Las nueve velas azules aún brillaban, las tres en el rincón sureste seguían quemándose.
La sala estaba llena de piedra blanca y pinturas grandes y coloridas.Las paredes estaban llenas de murales con figuras antiguas y dioses que nos observaban.
Me sentí incómodo mientras me movía, ya que los ojos de las imágenes parecían seguirme.El Hombre Gordo se sintió incomodo al ver a las figuras en el mural, cogiendo algunas piedras del ojo.
Pero la escala era demasiado grande, no podía sacar tantos sin ayuda.
Decidió ignorar los ojos, para evitar sentir miedo.En mi mente, repetía la sensación ardiente y extraña de las agujas dentales, mientras subía por el camino espiral en busca del recuerdo.
Al recordar, me di cuenta de que esto sucedió hace más de diez años...Era cierto, yo había visto ese tipo de figuras antes...
pero fue en el valle Qingpu de Kāngbā, bajo la nieve.Pasaron por muchas emociones mientras subían.
Ya habían llegado al borde del agujero circular y encontraron una pared blanca que se cerraba a la vista.
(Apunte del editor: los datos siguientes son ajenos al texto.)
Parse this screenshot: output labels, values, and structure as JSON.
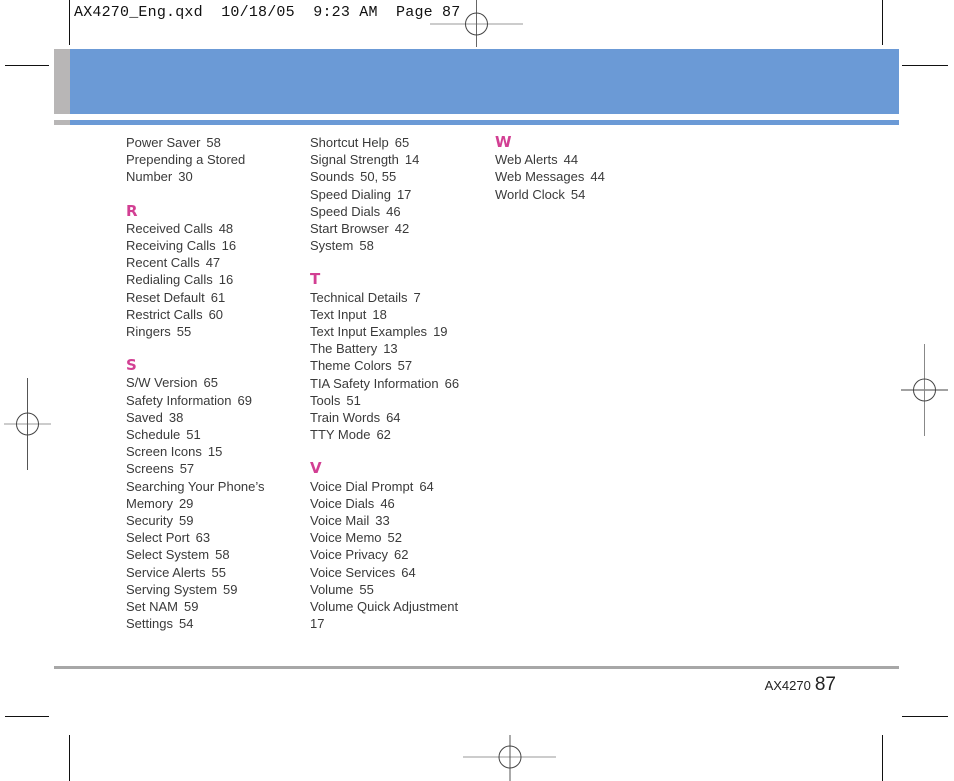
{
  "slug": "AX4270_Eng.qxd  10/18/05  9:23 AM  Page 87",
  "colors": {
    "header_blue": "#6b9ad6",
    "header_gray": "#b8b6b6",
    "section_letter": "#d23f93",
    "footer_rule": "#a7a7a7"
  },
  "columns": [
    {
      "sections": [
        {
          "letter": "",
          "entries": [
            {
              "term": "Power Saver",
              "pages": "58"
            },
            {
              "term": "Prepending a Stored",
              "pages": ""
            },
            {
              "term": "Number",
              "pages": "30"
            }
          ]
        },
        {
          "letter": "R",
          "entries": [
            {
              "term": "Received Calls",
              "pages": "48"
            },
            {
              "term": "Receiving Calls",
              "pages": "16"
            },
            {
              "term": "Recent Calls",
              "pages": "47"
            },
            {
              "term": "Redialing Calls",
              "pages": "16"
            },
            {
              "term": "Reset Default",
              "pages": "61"
            },
            {
              "term": "Restrict Calls",
              "pages": "60"
            },
            {
              "term": "Ringers",
              "pages": "55"
            }
          ]
        },
        {
          "letter": "S",
          "entries": [
            {
              "term": "S/W Version",
              "pages": "65"
            },
            {
              "term": "Safety Information",
              "pages": "69"
            },
            {
              "term": "Saved",
              "pages": "38"
            },
            {
              "term": "Schedule",
              "pages": "51"
            },
            {
              "term": "Screen Icons",
              "pages": "15"
            },
            {
              "term": "Screens",
              "pages": "57"
            },
            {
              "term": "Searching Your Phone’s",
              "pages": ""
            },
            {
              "term": "Memory",
              "pages": "29"
            },
            {
              "term": "Security",
              "pages": "59"
            },
            {
              "term": "Select Port",
              "pages": "63"
            },
            {
              "term": "Select System",
              "pages": "58"
            },
            {
              "term": "Service Alerts",
              "pages": "55"
            },
            {
              "term": "Serving System",
              "pages": "59"
            },
            {
              "term": "Set NAM",
              "pages": "59"
            },
            {
              "term": "Settings",
              "pages": "54"
            }
          ]
        }
      ]
    },
    {
      "sections": [
        {
          "letter": "",
          "entries": [
            {
              "term": "Shortcut Help",
              "pages": "65"
            },
            {
              "term": "Signal Strength",
              "pages": "14"
            },
            {
              "term": "Sounds",
              "pages": "50, 55"
            },
            {
              "term": "Speed Dialing",
              "pages": "17"
            },
            {
              "term": "Speed Dials",
              "pages": "46"
            },
            {
              "term": "Start Browser",
              "pages": "42"
            },
            {
              "term": "System",
              "pages": "58"
            }
          ]
        },
        {
          "letter": "T",
          "entries": [
            {
              "term": "Technical Details",
              "pages": "7"
            },
            {
              "term": "Text Input",
              "pages": "18"
            },
            {
              "term": "Text Input Examples",
              "pages": "19"
            },
            {
              "term": "The Battery",
              "pages": "13"
            },
            {
              "term": "Theme Colors",
              "pages": "57"
            },
            {
              "term": "TIA Safety Information",
              "pages": "66"
            },
            {
              "term": "Tools",
              "pages": "51"
            },
            {
              "term": "Train Words",
              "pages": "64"
            },
            {
              "term": "TTY Mode",
              "pages": "62"
            }
          ]
        },
        {
          "letter": "V",
          "entries": [
            {
              "term": "Voice Dial Prompt",
              "pages": "64"
            },
            {
              "term": "Voice Dials",
              "pages": "46"
            },
            {
              "term": "Voice Mail",
              "pages": "33"
            },
            {
              "term": "Voice Memo",
              "pages": "52"
            },
            {
              "term": "Voice Privacy",
              "pages": "62"
            },
            {
              "term": "Voice Services",
              "pages": "64"
            },
            {
              "term": "Volume",
              "pages": "55"
            },
            {
              "term": "Volume Quick Adjustment",
              "pages": ""
            },
            {
              "term": "17",
              "pages": ""
            }
          ]
        }
      ]
    },
    {
      "sections": [
        {
          "letter": "W",
          "entries": [
            {
              "term": "Web Alerts",
              "pages": "44"
            },
            {
              "term": "Web Messages",
              "pages": "44"
            },
            {
              "term": "World Clock",
              "pages": "54"
            }
          ]
        }
      ]
    }
  ],
  "footer": {
    "model": "AX4270",
    "page_number": "87"
  }
}
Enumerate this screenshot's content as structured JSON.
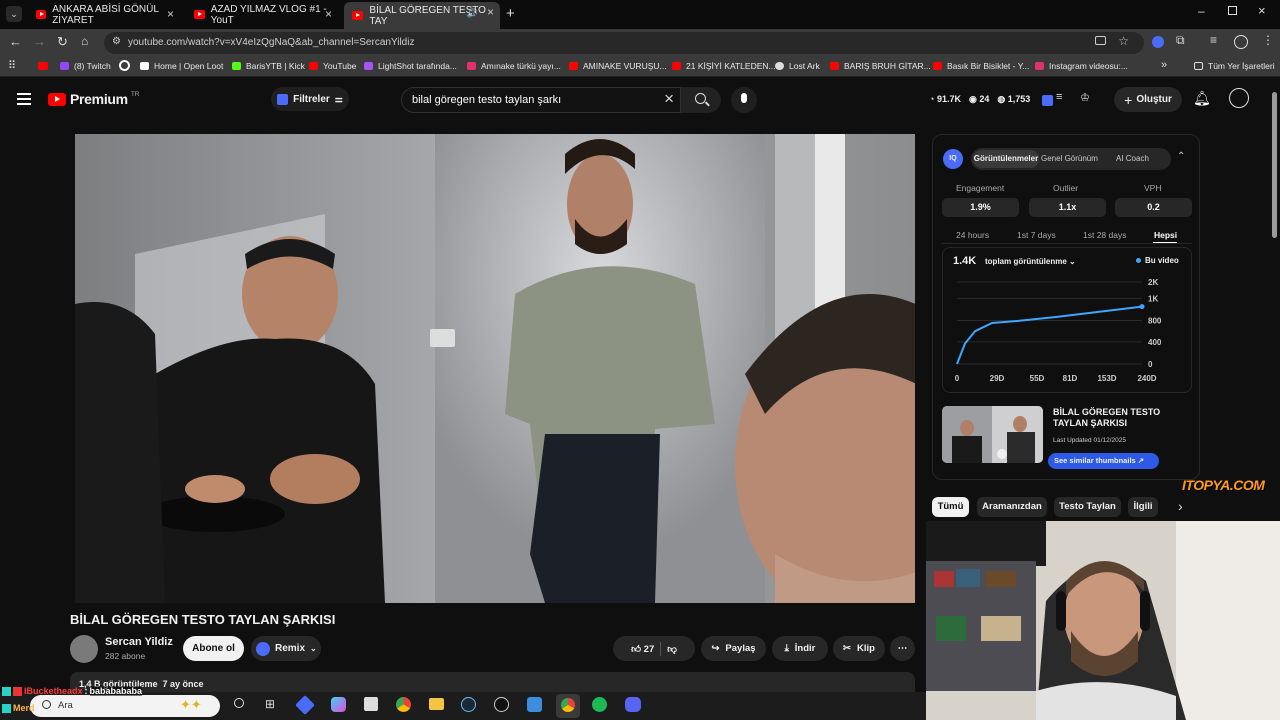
{
  "browser": {
    "tabs": [
      {
        "label": "ANKARA ABİSİ GÖNÜL ZİYARET"
      },
      {
        "label": "AZAD YILMAZ VLOG #1 - YouT"
      },
      {
        "label": "BİLAL GÖREGEN TESTO TAY"
      }
    ],
    "url": "youtube.com/watch?v=xV4eIzQgNaQ&ab_channel=SercanYildiz",
    "bookmarks": [
      {
        "label": "(8) Twitch",
        "color": "#9146ff"
      },
      {
        "label": "Home | Open Loot",
        "color": "#ffffff"
      },
      {
        "label": "BarisYTB | Kick",
        "color": "#53fc18"
      },
      {
        "label": "YouTube",
        "color": "#ff0000"
      },
      {
        "label": "LightShot tarafında...",
        "color": "#a855f7"
      },
      {
        "label": "Amınake türkü yayı...",
        "color": "#e1306c"
      },
      {
        "label": "AMINAKE VURUŞU...",
        "color": "#ff0000"
      },
      {
        "label": "21 KİŞİYİ KATLEDEN...",
        "color": "#ff0000"
      },
      {
        "label": "Lost Ark",
        "color": "#dddddd"
      },
      {
        "label": "BARIŞ BRUH GİTAR...",
        "color": "#ff0000"
      },
      {
        "label": "Basık Bir Bisiklet - Y...",
        "color": "#ff0000"
      },
      {
        "label": "Instagram videosu:...",
        "color": "#e1306c"
      }
    ],
    "bookmarks_all": "Tüm Yer İşaretleri"
  },
  "yt_header": {
    "logo": "Premium",
    "region": "TR",
    "filters": "Filtreler",
    "search_value": "bilal göregen testo taylan şarkı",
    "stats": [
      "91.7K",
      "24",
      "1,753"
    ],
    "create": "Oluştur"
  },
  "video": {
    "title": "BİLAL GÖREGEN TESTO TAYLAN ŞARKISI",
    "channel": "Sercan Yildiz",
    "subs": "282 abone",
    "subscribe": "Abone ol",
    "remix": "Remix",
    "likes": "27",
    "share": "Paylaş",
    "download": "İndir",
    "clip": "Klip",
    "views": "1,4 B görüntüleme  7 ay önce"
  },
  "vidiq": {
    "tabs": [
      "Görüntülenmeler",
      "Genel Görünüm",
      "AI Coach"
    ],
    "metrics": [
      {
        "label": "Engagement",
        "value": "1.9%"
      },
      {
        "label": "Outlier",
        "value": "1.1x"
      },
      {
        "label": "VPH",
        "value": "0.2"
      }
    ],
    "ranges": [
      "24 hours",
      "1st 7 days",
      "1st 28 days",
      "Hepsi"
    ],
    "total": "1.4K",
    "total_label": "toplam görüntülenme",
    "legend": "Bu video",
    "thumb_title": "BİLAL GÖREGEN TESTO TAYLAN ŞARKISI",
    "thumb_date": "Last Updated 01/12/2025",
    "similar": "See similar thumbnails"
  },
  "chips": [
    "Tümü",
    "Aramanızdan",
    "Testo Taylan",
    "İlgili"
  ],
  "watermark": "ITOPYA.COM",
  "chat": {
    "user": "IBucketheadx",
    "message": "bababababa",
    "user2": "Merd"
  },
  "taskbar": {
    "search": "Ara"
  },
  "chart_data": {
    "type": "line",
    "x": [
      "0",
      "29D",
      "55D",
      "81D",
      "153D",
      "240D"
    ],
    "series": [
      {
        "name": "Bu video",
        "values": [
          0,
          1000,
          1050,
          1100,
          1200,
          1400
        ]
      }
    ],
    "yticks": [
      "2K",
      "1K",
      "800",
      "400",
      "0"
    ],
    "ylim": [
      0,
      2000
    ],
    "color": "#3ea6ff"
  }
}
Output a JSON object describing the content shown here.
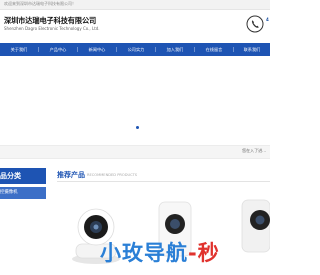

La figura de una mujer pintada en la pared me pareció ser la esposa del rey Wang...Pero antes de verla con claridad, una mano se cerró fuertemente en mi muñeca, como si fuera un hierro fundido.
Intenté liberarme, pero la mano era muy fuerte y me dolía mucho.Miré hacia abajo y vi que una mano blanca extendida del mural me agarraba fuertemente el brazo.
La mano tenía dedos largos y pálidos, sin ni un signo de sangre.
El dolor se propagó a través de mi cuerpo, estaba en la pared.
Esa mano volvió a apretar mis nudillos.Mientras luchaba por liberarme, una mano fría como el acero apareció del mural y me aferró al cuello, me dejé llevar por la sensación de asfixia y la visión se volvió borrosa.